A West Monroe landlord and the Apartment Association of Louisiana Inc. recently sued the federal government, claiming its moratorium on evictions unfairly saddled landlords with an indefinite loss of income.
Chambless Enterprises LLC, owned by Joshua Chambless of West Monroe, and the Apartment Association of Louisiana Inc. filed their petition against the U.S. Centers for Disease Control and Prevention (CDC) and other federal officials on Nov. 12 in the U.S. District Court for the Western District of Louisiana.
The plaintiffs’ petition concerned the CDC’s Sept. 4 order that imposed a nationwide ban on evictions of certain tenants until at least Dec. 31, unless extended. The CDC’s order was based on President Trump’s Aug. 8 executive order to fight the spread of COVID-19. Trump’s executive order, the plaintiffs claimed, did not authorize the extension of an eviction ban. The Congress was responsible for passing laws, not the executive branch, the plaintiffs argued.
“The CDC’s eviction moratorium represents a sweeping assumption of power by an administrative agency that it simply does not possess,” stated the Nov. 12 lawsuit.

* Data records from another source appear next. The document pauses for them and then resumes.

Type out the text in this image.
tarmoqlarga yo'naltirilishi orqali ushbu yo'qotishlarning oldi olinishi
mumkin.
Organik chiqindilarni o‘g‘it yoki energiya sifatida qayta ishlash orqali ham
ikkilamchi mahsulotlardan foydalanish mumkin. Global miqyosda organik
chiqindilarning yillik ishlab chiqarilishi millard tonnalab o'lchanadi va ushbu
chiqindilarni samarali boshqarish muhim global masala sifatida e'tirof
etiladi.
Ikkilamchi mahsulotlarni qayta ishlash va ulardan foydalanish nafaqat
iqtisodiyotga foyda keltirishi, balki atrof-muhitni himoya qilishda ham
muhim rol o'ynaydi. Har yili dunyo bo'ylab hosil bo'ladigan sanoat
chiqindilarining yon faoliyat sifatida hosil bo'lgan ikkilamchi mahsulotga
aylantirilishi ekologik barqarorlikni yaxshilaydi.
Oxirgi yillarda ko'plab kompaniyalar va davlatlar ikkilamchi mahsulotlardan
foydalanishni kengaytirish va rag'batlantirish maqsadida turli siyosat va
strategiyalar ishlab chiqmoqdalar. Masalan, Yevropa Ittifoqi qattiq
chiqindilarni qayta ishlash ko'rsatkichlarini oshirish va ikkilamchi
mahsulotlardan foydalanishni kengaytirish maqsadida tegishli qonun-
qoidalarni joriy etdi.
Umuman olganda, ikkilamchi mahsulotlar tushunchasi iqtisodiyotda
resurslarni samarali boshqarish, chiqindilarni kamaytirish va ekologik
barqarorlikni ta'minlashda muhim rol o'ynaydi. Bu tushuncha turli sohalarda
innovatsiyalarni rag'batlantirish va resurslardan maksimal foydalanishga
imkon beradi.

“The moratorium alters the contractual relationships of perhaps millions of people across the country. It suspends legal proceedings in every state. It forces one segment of the population—landlords—to bear a disproportionate share of the costs of the pandemic because they provide the rental housing that so many Americans need.”
Chambless’ company owns and manages 725 rental units, including 14 apartment complexes and several single-family homes in Monroe, West Monroe, Lakeshore and Calhoun.
According to the lawsuit, one of Chambless’ tenants had not paid rent since July 22 and owed $3,925.
“If Tenant A fails to pay rent through December 31, 2020, the outstanding balance on this account will be $4,620,” stated the lawsuit.
Another tenant covered by the CDC order had not paid rent since Aug. 25 and owed $3,090..
“If Tenant B fails to pay anything between now and December 31, 2020, the outstanding balance on this account will be $3,800,” stated the lawsuit. “Because of the CDC Order, Chambless Enterprises is unable to reclaim its properties or rent these units to other tenants who are just as deserving of housing as the current, non-paying, tenants.”
The CDC eviction ban order imposed “stiff criminal penalties” on landlords who tried to remove a tenant from their property, including a fine of up to $100,000 or a year in jail or both. The plaintiffs argued the CDC’s eviction ban order did not provide any option for landlords to challenge their tenants’ claims they had used “best efforts” to obtain government assistance or could not pay rent because of a loss of household income.
“The Order does not indicate whether a landlord is permitted to challenge any of the claims in a Renter’s Declaration or in what venue that might be done,” stated the lawsuit.
The Apartment Association of Louisiana Inc. is a trade association that represents the interests of 376 member companies, which own and manage 118,000 rental units across Louisiana.
Other defendants include CDC head Robert Redfield, U.S. Department of Health and Human Services Secretary Alex Azar, and Attorney General William Barr.